Fake Brad Womack was not at all pleased by this move, and he got his feathers all ruffled (no, I will not stop making fowl references, but thank you for asking) and suggested to the camera that the girls should give them the chicken as "an apology." HA! Good one, Fake Brad Womack. He went so far as to say that he's "not a ladies' man... I don't care about those girls," which is to be expected from rival tribes, but the thing these idiots are forgetting is that eventually they're all going to have to merge, and then things will get really ugly.

Speaking of looking ahead towards the merge... The men faced the decision of whether to take their hollow victory at the immunity challenge, or play it through and give the girls a chance to stage a comeback without Kourtney, whose injury had rendered the challenge technically over, despite only having completed the first third. Jeff offered them a piece of advice: "The single biggest mistake made in this game is doing decisions early on that no one will forgive you for in the end." Of course, the men promptly ignored this nugget of wisdom and opted to take the victory, much to the surprise and disappointment of the women.

The women were understandably upset, and questioned the men's pride. Kim commented that, being from Texas, she's used to chivalrous men, but I guess there's a reason why it's not "Out-chival, Outlast, Outplay." I can see where both tribes are coming from. On the one hand, this is Survivor, and in terms of strategy, why turn down immunity when it's offered to you? At the same time, it was a crummy way to win, and I can totally understand the girls feeling cheated and resentful after all the other shenanigans with the stolen axe and the fire and everything.

Unfortunately, this frustration with the men and with each other came to a boil at tribal council, where Alicia and Christina got into a heated argument over Christina's deal with the boys to get fire (which was definitely better than the semi-joking suggestion that Monica pole dance naked in exchange for fire). This was the first tribal council I can remember where Jeff actually looked scared.

At first it seemed like Alicia was the more threatening one of the two women, but when Christina whipped her head around and shouted "BECAUSE YOU'RE WRONG," I was legitimately afraid she was going to strangle Alicia with her buff. Like I said, I always feel like women are poorly represented on this show, and this week's tribal council was indeed a train wreck. At least the men seem almost equally incompetent. I mean, considering two of the men have some form of Tarzan nicknames, I'd say the scale of stupidity between the tribes is pretty evenly balanced.

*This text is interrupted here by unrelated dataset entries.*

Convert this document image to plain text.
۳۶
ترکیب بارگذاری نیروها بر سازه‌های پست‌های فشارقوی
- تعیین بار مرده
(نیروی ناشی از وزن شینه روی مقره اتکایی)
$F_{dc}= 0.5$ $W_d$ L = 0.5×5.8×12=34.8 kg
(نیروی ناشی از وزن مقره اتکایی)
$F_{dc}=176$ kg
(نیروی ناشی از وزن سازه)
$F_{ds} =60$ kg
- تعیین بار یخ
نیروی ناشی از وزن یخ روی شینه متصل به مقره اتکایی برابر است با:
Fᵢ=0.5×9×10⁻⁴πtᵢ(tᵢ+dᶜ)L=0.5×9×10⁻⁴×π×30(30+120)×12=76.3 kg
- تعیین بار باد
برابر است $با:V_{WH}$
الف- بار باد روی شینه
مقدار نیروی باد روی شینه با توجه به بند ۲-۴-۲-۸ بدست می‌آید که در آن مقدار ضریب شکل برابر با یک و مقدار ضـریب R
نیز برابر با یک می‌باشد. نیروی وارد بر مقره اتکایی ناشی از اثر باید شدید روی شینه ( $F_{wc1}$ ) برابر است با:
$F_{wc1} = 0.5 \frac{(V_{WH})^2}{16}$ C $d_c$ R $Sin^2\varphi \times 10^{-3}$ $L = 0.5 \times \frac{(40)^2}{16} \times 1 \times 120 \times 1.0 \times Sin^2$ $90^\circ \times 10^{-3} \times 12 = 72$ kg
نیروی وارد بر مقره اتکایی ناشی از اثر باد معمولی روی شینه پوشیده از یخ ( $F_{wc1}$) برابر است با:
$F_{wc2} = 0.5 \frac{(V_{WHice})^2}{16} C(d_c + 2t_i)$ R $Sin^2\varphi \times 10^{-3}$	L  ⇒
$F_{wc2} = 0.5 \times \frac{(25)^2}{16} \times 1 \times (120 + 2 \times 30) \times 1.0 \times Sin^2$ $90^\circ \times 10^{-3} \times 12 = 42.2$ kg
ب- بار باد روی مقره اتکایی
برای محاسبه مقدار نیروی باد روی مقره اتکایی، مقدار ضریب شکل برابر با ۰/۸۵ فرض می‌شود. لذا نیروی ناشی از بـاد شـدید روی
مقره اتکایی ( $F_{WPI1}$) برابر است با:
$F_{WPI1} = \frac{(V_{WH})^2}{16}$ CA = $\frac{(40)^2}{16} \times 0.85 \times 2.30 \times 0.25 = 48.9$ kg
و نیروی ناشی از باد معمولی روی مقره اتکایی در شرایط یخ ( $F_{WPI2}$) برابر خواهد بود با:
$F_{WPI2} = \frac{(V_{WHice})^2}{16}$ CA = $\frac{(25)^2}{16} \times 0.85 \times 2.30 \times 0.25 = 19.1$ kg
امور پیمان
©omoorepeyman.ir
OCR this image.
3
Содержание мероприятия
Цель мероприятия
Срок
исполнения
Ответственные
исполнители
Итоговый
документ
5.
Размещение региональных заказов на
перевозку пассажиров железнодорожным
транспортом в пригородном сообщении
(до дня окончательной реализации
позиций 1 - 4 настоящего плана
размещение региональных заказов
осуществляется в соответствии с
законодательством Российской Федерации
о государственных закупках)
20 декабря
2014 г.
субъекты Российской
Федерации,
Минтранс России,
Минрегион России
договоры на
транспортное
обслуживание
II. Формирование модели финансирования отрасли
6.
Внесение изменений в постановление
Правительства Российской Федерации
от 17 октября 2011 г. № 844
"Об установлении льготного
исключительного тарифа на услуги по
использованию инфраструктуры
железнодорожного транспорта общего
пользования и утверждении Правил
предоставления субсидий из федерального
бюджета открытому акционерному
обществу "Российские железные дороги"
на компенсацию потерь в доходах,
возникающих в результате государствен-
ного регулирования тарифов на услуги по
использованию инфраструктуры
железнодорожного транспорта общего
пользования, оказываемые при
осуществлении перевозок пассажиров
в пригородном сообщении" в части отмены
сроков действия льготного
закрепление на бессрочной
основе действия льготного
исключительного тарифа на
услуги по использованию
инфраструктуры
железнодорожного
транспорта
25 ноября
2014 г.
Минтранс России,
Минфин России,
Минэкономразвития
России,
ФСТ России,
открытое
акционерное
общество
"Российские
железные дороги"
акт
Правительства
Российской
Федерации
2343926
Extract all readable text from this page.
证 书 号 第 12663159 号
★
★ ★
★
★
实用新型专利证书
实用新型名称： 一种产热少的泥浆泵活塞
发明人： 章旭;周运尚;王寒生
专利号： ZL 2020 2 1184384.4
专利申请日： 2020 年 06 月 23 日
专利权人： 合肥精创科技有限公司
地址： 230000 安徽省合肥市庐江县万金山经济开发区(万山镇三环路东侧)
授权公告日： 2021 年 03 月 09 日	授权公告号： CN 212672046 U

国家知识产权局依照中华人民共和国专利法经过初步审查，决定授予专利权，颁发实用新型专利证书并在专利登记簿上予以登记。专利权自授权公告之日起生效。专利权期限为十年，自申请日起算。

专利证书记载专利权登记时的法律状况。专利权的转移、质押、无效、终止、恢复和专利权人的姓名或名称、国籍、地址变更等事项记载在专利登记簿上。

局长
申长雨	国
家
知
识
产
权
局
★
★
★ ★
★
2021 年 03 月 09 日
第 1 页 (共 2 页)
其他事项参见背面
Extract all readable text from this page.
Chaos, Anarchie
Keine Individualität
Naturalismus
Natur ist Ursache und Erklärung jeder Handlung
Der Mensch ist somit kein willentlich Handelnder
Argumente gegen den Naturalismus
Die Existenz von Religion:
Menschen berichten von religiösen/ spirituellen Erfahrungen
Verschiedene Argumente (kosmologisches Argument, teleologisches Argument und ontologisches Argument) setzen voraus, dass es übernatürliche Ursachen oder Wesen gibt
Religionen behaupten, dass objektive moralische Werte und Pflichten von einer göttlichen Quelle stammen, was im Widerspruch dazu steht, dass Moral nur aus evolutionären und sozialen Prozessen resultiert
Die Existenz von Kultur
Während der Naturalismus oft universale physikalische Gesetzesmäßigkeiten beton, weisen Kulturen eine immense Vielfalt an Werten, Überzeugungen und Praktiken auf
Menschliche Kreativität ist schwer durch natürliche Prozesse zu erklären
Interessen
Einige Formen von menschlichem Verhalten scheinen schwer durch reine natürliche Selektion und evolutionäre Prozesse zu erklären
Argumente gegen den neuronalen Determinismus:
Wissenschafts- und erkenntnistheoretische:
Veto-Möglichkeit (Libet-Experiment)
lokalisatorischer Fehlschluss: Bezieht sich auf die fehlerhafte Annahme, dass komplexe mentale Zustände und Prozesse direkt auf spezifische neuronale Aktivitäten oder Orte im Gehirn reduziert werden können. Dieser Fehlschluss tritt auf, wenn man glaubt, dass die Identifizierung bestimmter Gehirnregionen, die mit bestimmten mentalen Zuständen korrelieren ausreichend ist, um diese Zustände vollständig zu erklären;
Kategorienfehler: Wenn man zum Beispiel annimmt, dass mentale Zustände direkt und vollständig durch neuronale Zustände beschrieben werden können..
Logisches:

The big question is, who wins the award for the dumbest line of the night? Is it Fake Brad Womack, who announced (with a completely straight face), "There's a lot of manly men around here," while explaining why he thought Colton (who is gay) might find it difficult to fit in with his all-male tribe. (Frankly, I didn't think he would've had much trouble at all, considering how homoerotic it was watching Jay, Michael, and Fake Brad Womack walking around shirtless carrying large bamboo sticks, talking about their manliness and how they were going to make it to the end together.) Or does the dunce cap crown go to Kat, who asked what "ambiance" meant?

It's clear that this cast of survivors is certainly skewed towards the lower end of the IQ range. (Is that why they hid the immunity idol in the most obvious hollowed-out log on the planet?) But hey, at least Chelsea can wrangle chickens.